Scientific community debates gene editing as Jiankui lands in jail

The Chinese scientist was sentenced to three years imprisonment

Chinese scientist He Jiankui | AP Chinese scientist He Jiankui | AP

Anything that offers a semblance of preventive or cure for HIV and AIDS is of great interest to Dr Diwakar Tejaswi, an AIDS expert and senior physician based in Patna. So when Chinese scientist He Jiankui presented gene-edited twin girls, Lula and Nuna, making them immune to HIV infection in future, Tejaswi was quite excited. It  reminded him of Timothy Ray Brown, a patient from Berlin, who is the first human to be cured of HIV. 

''Brown was miraculously cured because of Delta 32 homozygosity, a type of natural gene mutation that blocked the entry of HIV virus into his CD4 cells. So the HIV cells couldn’t replicate inside the CD4 cells,'' Tejaswi says. 

According to him, Jiankui’s research looked promising. The Chinese scientist had created babies who are immune to HIV by editing their CCR5 gene which acts as a doorway to the virus.

However Jiankui overlooked several ethical and legal issues during the process and had to pay a huge price for that. He was sentenced to three years imprisonment and fined three million Yuvan. 

Jiankui had also carried out similar experiments on a third embryo later. The three genetically edited babies have been kept under medical supervision. 

Scientific community reacts

The news of Jiankui’s imprisonment has elicited strong reactions from the scientific community. “I think gene editing on human embryos is very dangerous. The experiment was done in an unethical manner,” said Dr Rama Rao Amara, lead researcher in an HIV vaccine project at Yerkes National Primate Research Centre of Emory University in Atlanta.

The South China Morning Post had reported that Jiankui had recruited seven heterosexual couples who were willing to have the experiment performed on their babies. Among the couples recruited, all the men were HIV positive while the women were not. “Especially, in this case of HIV positive heterosexuals, the transmission of infection to babies can easily prevented by simply treating the infected partner with anti retrovirals,” explained Amara, in an exclusive interview to THE WEEK. “When the viral copies drop below 1,000 per ml blood, the transmission does not occur,” added the 48-year-old who hails from Nellore district of Andhra Pradesh.

''The newer drugs like Dolutegravir even go to the next stage of getting Target Not Detected (TND), which means not a single copy per ml in HIV viral load testing. Eventually no child will thus be born with HIV if mother is treated well during pregnancy and breastfeeding,'' said Dr Ishwar Gilada, president of the AIDS Society of India and governing council member of the International AIDS Society.
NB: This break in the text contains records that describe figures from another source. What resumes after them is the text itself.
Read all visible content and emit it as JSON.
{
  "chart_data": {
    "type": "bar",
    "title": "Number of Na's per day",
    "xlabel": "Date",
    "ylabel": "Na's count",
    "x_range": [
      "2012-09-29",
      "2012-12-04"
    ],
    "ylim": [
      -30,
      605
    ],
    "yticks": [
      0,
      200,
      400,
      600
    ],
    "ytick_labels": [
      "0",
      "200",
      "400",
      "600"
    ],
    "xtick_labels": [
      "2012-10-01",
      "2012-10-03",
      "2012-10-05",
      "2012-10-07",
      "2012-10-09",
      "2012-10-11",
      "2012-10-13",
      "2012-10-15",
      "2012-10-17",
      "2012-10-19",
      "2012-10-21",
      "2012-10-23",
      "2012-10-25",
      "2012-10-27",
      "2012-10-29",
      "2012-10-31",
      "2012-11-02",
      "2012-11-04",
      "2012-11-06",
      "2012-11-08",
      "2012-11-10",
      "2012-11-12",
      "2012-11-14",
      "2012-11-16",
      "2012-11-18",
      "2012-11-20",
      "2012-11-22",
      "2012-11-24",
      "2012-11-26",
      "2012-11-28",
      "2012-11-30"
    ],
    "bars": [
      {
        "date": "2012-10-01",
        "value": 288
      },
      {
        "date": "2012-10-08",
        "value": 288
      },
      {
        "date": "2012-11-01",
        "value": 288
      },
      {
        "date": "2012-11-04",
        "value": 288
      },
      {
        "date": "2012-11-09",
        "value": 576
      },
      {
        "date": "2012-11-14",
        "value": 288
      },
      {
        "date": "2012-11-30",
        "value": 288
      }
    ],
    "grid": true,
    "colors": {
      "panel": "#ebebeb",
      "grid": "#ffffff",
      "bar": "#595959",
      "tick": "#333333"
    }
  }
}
Interestingly, of the HIV infected people who are on anti-retroviral therapy across the globe, more than 92 per cent take ART manufactured in India. 

“’Jiankui's experiment was one with utmost absurdity,” said Gilada. “Firstly any researcher has to follow the ethical standards as well as law of the land. Secondly, he had even cheated his medical colleagues,” he added.

It is a proven fact that CCR5 co receptor blockage, with naturally occurring Delta 32 homozygosity, leads to prevention of HIV cure. However, deliberate manipulation of human genome involves many ethical issues, said Tejaswi. “And we don't know its long term effect on human beings,’’ he added. 

Zhang Renli and Qin Jinzhou, two other scientists who assisted Jiankui in performing these experiments, have also been sentenced to jail. The scientists had acted “in the pursuit of personal fame and gain’’ and “disrupted medical order”, the court said, reported Xinhua news agency. “They’ve crossed the bottom line of ethics in scientific research.” 

In an interview to the Associated Press in November 2018, Jiankui had said, “I understand my work will be controversial, but I believe families need this technology and I’m willing to take the criticism for them.’’ The interview had elicited criticism from the scientific community. In a statement, the Chinese Academy of Science said, “Under current circumstances, gene editing in human embryos still involves various technical issues, might lead to unforeseen risks, and violates the consensus of the international scientific community.’’

Jiankui had been under state surveillance after the video surfaced and was forced to discontinue his research midway.